Hospitals that report more measures have lower star ratings, study finds

CMS' Overall Star Ratings methodology does not account for differences in the type and volume of quality measures hospitals share with the agency, which may offer an inaccurate analysis of quality performance, according to a study published in Health Affairs.

CMS requires hospitals to have a minimum number of patient cases to report data for a star ratings measure. As a result, hospitals that treat a larger volume and mix of cases often report more measures than hospitals treating a smaller patient pool. Despite this variation, CMS rates all hospitals on the same one to five star scale, regardless of the type or number of measures reported. 

For the study, researchers analyzed data on 3,692 hospitals from the December 2017 star ratings update. Researchers sorted hospitals into three groups based on similarities with the type and volume of measures reported. Group one reported an average of 43 measures, group two reported 36 measures and group three reported just 22 measures.
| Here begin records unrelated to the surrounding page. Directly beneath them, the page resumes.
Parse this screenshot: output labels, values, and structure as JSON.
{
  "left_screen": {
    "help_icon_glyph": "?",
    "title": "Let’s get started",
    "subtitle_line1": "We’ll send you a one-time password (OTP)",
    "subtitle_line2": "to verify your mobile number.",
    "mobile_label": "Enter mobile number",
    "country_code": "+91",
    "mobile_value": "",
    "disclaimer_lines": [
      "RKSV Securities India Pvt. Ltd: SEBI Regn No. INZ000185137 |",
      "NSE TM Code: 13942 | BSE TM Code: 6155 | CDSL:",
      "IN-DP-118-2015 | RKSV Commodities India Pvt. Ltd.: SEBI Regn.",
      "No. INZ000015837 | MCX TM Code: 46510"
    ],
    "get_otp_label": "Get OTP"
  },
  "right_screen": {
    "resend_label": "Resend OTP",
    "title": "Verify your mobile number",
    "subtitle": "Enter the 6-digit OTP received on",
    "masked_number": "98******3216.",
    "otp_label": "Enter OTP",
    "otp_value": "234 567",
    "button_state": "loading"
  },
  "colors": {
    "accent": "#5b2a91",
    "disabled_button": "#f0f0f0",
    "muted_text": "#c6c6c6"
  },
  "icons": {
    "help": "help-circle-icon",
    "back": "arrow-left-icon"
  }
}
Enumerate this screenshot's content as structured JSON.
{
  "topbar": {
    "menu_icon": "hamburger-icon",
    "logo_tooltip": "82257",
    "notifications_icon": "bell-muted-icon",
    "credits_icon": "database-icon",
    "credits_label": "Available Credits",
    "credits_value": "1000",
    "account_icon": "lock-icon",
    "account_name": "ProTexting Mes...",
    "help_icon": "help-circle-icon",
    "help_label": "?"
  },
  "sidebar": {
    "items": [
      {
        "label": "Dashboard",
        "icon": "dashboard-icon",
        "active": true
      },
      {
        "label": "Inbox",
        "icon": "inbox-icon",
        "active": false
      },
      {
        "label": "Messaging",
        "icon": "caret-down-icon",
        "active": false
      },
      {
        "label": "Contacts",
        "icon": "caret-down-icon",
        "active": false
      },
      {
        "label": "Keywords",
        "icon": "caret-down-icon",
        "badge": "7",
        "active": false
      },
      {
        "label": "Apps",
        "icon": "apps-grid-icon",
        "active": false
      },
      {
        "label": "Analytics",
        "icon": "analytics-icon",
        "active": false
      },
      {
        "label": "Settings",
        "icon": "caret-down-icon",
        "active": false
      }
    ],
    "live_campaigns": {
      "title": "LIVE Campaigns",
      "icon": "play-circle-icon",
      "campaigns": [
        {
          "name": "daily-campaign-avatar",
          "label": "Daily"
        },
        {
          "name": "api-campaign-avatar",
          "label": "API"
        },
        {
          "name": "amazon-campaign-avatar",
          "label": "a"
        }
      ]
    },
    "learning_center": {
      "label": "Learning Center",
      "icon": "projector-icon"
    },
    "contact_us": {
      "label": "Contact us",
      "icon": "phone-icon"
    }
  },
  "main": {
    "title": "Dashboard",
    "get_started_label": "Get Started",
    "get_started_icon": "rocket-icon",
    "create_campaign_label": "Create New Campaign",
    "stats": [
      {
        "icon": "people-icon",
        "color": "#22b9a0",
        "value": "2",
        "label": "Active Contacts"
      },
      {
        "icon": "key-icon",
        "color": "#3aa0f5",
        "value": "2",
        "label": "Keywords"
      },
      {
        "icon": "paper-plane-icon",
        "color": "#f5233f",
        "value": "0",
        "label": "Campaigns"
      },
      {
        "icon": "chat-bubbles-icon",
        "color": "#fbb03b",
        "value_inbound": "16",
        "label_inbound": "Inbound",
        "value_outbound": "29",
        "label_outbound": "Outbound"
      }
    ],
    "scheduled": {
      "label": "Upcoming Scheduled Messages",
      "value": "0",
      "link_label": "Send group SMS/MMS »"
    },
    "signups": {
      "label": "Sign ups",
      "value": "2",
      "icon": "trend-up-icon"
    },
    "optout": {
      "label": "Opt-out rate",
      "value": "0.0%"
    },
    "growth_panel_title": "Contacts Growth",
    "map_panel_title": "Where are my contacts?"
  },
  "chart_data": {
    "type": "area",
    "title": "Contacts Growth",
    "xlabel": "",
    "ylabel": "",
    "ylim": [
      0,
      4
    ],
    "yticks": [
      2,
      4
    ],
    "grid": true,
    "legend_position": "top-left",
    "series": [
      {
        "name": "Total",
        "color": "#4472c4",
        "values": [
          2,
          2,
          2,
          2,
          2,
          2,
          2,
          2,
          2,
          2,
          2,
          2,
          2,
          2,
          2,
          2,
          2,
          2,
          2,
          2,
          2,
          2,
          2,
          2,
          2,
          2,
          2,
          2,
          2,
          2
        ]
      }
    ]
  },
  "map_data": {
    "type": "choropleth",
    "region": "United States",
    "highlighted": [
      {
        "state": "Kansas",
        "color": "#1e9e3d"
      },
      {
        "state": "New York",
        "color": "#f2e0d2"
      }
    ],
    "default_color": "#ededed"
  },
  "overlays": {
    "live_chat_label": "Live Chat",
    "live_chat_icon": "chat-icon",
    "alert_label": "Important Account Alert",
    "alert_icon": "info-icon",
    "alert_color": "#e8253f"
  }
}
Researchers found hospitals in the third group often had higher star ratings, while hospitals in the first group had lower scores. 

"Patients, referring providers, payers and other stakeholders who use the ratings in their decision-making can be misled if they assume that higher hospital quality is correlated with a higher star rating," the researchers said. They warned against lumping hospitals together for the analysis and instead suggested CMS assess hospitals in groups based on how they report on the quality measures.